Au cours de cette année 1967, le Canada fédéral se laissait beaucoup trop bercer par une douce illusion d’unité, au moment où il allait célébrer, avec le plus grand faste, le 100e anniversaire de sa Confédération, le British North America Act ou l’Acte d’Amérique du Nord britannique : « La ferveur nationaliste allait passer, c’était certain, avec l’arrivée des trois colombes à Ottawa » disait-on chez les fédéralistes !
Ils semblaient si grisés par l’atmosphère des célébrations de ce centenaire, qu’ils en oubliaient le problème des deux peuples anglophone et francophone, pensant que la fièvre d’affirmation québécoise allait nécessairement en diminuant, puisque de nouveaux chefs canadiens-français plus conciliants, ayant fait leur apparition sur la scène fédérale, les vieux débats étaient finalement en voie de perdre leur raison d’être.
C’est alors que Charles De Gaulle, président français, avait traversé l’Atlantique ce 23 juillet 1967 sur le navire le Colbert.
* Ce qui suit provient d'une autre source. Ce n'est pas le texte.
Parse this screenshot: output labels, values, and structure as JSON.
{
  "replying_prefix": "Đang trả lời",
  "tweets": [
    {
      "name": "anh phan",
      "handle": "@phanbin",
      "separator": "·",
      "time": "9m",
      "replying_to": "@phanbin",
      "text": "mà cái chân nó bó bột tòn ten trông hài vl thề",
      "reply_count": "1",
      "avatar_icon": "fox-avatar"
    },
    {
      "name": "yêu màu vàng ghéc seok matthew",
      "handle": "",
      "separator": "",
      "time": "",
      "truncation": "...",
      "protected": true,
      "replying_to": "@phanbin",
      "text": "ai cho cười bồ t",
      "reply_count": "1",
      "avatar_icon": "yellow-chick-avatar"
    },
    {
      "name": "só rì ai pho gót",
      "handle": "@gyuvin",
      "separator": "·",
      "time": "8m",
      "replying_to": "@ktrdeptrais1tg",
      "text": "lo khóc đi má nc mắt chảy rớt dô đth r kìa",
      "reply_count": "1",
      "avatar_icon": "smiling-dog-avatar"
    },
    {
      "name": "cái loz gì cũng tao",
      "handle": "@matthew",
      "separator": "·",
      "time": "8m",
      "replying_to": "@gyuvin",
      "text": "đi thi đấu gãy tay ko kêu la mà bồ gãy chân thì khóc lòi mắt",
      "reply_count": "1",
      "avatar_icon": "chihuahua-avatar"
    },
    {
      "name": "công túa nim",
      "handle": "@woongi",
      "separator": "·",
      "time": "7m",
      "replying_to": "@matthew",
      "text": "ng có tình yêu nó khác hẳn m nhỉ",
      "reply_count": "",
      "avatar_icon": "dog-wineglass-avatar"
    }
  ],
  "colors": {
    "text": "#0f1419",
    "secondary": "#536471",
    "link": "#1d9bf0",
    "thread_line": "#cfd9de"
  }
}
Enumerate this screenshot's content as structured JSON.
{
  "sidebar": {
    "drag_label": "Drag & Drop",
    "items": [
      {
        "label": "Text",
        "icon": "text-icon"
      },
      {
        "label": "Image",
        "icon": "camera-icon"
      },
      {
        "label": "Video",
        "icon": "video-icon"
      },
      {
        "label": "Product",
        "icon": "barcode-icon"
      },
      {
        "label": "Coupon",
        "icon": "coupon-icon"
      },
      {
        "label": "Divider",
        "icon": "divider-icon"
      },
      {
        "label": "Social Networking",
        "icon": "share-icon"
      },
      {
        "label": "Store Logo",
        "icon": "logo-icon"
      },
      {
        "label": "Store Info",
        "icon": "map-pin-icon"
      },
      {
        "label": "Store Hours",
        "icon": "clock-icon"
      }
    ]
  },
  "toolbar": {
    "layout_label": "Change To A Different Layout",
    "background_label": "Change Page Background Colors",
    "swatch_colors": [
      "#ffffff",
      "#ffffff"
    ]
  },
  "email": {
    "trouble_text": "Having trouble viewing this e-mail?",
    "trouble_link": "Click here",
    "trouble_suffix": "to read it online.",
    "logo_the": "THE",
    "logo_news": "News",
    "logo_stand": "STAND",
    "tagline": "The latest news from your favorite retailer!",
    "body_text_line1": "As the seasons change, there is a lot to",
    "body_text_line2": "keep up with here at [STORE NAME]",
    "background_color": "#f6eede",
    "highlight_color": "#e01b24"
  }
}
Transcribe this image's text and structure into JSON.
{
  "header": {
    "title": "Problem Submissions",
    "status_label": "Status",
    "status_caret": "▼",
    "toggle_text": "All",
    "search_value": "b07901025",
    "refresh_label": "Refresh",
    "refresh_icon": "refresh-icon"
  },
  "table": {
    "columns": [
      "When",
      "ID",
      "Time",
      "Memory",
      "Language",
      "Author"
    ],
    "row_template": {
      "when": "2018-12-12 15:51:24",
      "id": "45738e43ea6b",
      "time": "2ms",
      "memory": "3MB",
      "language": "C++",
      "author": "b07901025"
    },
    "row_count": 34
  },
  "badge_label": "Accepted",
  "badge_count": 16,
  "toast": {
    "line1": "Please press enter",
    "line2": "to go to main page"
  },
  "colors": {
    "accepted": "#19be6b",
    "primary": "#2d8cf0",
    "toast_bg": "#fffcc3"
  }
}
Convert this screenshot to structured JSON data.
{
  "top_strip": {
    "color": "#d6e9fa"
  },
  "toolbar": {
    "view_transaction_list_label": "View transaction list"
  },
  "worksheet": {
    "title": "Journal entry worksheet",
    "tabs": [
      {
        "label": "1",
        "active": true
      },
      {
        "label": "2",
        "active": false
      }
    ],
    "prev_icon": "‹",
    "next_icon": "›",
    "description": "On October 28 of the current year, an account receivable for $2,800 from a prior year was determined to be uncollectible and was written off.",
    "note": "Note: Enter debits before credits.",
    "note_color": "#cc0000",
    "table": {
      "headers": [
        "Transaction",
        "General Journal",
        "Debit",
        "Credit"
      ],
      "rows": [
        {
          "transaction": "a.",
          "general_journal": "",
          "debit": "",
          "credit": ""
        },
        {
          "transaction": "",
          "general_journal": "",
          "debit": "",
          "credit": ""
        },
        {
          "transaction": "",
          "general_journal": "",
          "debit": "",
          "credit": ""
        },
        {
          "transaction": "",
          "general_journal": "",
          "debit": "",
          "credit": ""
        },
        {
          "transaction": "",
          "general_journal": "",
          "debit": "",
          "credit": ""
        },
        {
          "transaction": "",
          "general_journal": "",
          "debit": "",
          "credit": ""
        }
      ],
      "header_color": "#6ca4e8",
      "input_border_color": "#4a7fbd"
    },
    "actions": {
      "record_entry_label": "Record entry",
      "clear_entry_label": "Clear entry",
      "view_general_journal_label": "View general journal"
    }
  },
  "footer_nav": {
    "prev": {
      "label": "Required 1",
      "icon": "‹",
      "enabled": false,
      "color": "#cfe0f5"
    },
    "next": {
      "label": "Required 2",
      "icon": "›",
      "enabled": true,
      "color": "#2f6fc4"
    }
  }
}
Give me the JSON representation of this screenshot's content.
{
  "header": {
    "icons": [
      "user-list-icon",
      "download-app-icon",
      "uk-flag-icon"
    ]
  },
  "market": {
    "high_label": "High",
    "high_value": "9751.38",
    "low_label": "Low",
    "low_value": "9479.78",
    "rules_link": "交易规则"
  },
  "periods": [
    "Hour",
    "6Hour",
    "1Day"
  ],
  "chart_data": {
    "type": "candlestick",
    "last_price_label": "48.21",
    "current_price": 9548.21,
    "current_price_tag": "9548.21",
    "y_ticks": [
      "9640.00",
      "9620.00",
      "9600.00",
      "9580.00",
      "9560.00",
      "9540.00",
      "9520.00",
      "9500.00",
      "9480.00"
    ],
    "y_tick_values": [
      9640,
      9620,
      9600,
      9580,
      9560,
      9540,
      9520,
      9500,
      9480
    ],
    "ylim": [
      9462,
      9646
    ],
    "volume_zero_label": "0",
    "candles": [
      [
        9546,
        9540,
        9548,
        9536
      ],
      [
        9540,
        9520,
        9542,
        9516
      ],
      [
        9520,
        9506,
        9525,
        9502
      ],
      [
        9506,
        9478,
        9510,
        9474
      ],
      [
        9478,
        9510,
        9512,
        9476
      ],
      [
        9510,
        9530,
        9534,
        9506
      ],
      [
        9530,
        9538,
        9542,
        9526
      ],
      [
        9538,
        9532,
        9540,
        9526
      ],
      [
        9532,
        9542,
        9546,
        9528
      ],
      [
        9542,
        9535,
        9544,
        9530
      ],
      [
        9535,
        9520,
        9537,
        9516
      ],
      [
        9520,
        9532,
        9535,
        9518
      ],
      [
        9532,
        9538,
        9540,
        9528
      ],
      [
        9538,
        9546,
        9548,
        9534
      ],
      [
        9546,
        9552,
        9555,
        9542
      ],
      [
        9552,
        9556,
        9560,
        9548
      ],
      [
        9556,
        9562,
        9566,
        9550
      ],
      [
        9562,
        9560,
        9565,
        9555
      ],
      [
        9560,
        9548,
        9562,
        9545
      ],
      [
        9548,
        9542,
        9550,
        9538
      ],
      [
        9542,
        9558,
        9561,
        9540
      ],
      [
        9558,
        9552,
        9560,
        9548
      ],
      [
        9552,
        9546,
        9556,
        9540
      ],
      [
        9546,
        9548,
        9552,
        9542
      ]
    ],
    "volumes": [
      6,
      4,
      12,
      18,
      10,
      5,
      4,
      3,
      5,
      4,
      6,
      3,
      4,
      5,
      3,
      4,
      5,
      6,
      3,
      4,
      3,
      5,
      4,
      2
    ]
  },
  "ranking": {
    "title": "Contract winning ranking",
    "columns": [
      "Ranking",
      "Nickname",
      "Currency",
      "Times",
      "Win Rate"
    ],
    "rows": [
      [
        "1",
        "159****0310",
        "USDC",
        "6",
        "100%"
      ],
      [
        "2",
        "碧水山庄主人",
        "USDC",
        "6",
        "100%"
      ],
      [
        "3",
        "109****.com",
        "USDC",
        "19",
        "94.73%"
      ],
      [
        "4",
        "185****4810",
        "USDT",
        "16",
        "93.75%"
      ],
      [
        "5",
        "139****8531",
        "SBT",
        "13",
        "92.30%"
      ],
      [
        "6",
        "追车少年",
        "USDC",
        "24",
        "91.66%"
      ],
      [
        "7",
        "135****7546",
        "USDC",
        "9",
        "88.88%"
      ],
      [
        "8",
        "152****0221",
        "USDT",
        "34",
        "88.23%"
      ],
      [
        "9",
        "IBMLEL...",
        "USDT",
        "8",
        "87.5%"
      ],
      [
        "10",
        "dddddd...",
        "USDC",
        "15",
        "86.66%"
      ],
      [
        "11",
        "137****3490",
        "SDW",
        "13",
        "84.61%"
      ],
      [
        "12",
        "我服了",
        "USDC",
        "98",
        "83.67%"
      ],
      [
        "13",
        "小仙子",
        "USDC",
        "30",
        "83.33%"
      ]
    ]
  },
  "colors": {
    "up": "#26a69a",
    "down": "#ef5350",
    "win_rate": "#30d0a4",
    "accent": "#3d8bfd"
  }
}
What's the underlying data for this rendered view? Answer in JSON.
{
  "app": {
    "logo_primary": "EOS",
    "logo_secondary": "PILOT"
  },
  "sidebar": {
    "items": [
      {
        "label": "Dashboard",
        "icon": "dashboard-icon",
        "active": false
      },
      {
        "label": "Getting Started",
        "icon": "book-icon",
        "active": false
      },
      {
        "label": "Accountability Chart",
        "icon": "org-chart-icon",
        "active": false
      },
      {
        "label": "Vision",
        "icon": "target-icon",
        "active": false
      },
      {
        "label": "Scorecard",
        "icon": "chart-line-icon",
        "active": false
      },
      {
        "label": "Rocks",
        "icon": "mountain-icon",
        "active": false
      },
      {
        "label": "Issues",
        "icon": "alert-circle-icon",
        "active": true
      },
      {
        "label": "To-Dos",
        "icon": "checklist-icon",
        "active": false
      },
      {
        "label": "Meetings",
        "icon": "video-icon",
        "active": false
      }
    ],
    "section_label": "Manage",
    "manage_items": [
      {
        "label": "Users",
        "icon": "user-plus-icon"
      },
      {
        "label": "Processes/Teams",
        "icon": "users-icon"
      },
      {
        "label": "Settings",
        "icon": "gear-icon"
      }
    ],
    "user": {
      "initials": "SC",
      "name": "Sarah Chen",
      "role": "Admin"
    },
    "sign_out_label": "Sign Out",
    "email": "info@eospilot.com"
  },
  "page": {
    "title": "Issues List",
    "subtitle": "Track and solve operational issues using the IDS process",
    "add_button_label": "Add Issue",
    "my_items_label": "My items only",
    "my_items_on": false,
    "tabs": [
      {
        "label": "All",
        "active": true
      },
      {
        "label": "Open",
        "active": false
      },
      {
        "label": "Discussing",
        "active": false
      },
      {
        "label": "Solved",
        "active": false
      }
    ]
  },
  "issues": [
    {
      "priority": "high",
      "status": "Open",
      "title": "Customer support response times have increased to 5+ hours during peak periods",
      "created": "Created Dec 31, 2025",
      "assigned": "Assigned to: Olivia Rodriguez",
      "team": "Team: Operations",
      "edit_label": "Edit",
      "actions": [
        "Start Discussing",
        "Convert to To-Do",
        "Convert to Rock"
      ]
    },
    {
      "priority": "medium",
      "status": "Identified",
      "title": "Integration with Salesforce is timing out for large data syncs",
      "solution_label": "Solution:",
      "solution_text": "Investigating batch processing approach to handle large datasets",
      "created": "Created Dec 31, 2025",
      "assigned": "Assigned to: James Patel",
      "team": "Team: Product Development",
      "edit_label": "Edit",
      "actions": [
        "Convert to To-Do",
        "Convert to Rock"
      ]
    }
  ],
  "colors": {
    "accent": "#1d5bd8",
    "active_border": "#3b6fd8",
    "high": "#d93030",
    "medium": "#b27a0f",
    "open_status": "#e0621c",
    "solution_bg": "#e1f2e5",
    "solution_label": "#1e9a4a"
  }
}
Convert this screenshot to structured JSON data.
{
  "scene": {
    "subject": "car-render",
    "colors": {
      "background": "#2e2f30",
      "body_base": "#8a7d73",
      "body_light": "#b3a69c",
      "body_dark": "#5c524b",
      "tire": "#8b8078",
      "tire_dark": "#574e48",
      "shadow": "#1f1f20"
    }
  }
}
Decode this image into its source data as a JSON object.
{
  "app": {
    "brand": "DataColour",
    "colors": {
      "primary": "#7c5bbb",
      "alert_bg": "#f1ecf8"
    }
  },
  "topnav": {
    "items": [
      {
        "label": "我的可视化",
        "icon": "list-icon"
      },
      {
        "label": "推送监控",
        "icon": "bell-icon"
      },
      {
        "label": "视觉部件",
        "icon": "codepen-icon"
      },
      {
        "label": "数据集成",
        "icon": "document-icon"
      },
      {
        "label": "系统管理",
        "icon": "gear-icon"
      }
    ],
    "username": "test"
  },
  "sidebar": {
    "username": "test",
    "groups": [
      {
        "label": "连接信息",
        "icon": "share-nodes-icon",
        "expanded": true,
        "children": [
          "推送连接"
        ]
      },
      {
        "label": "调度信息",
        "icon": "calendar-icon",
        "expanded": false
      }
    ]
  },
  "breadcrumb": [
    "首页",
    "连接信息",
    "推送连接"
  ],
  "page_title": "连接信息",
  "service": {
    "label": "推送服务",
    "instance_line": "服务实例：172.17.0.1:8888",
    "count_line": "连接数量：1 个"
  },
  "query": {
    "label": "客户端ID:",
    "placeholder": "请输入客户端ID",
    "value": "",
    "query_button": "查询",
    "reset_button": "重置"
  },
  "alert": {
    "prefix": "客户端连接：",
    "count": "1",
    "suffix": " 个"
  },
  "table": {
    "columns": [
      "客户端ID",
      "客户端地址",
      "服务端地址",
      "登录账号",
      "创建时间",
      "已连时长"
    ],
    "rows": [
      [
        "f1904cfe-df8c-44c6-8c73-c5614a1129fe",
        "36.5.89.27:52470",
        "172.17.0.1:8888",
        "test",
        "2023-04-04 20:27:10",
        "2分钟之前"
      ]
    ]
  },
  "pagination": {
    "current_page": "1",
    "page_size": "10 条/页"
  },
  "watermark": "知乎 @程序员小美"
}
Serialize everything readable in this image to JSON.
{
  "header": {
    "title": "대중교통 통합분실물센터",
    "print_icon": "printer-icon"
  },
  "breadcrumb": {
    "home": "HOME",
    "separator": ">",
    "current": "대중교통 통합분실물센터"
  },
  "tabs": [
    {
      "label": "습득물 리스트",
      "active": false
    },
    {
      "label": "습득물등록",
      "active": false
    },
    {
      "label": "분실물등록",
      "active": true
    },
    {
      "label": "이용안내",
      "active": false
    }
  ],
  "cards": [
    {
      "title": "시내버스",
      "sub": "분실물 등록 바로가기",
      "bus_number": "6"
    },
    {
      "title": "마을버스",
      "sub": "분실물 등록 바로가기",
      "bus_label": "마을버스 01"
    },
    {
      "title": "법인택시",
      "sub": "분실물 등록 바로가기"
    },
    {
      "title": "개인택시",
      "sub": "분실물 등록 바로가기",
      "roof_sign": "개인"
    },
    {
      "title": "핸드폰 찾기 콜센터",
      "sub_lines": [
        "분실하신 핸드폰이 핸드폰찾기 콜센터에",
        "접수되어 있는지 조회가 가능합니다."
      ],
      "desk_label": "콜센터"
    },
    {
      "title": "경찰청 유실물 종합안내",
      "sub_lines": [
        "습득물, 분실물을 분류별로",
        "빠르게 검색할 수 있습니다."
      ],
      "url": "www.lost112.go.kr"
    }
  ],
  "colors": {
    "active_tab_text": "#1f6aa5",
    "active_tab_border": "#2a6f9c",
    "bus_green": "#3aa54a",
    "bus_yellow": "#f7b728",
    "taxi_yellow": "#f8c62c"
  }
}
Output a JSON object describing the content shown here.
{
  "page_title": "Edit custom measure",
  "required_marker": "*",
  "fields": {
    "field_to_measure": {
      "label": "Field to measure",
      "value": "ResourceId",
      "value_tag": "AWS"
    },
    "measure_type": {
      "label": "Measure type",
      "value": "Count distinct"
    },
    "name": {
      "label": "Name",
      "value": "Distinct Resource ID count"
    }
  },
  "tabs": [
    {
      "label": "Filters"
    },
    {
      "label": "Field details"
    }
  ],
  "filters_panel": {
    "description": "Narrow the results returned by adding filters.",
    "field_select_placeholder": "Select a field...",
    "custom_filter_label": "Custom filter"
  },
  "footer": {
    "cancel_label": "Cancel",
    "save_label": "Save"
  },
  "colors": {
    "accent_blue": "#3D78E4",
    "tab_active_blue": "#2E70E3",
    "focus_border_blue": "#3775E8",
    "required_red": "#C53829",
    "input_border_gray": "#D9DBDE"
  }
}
Il avait voulu venir en bateau pour retracer le voyage de Jacques Cartier en 1534 et comme les premiers Français l’avaient fait ensuite aux 16e et 17e siècles, venus bâtir ce nouveau pays de la Nouvelle France, au nom du roi de France. Il avait désiré venir sur ce sol pour dire aux « Français du Canada » comme il les avait alors appelés, que la France, malgré ces deux longs siècles écoulés, pensait toujours à eux.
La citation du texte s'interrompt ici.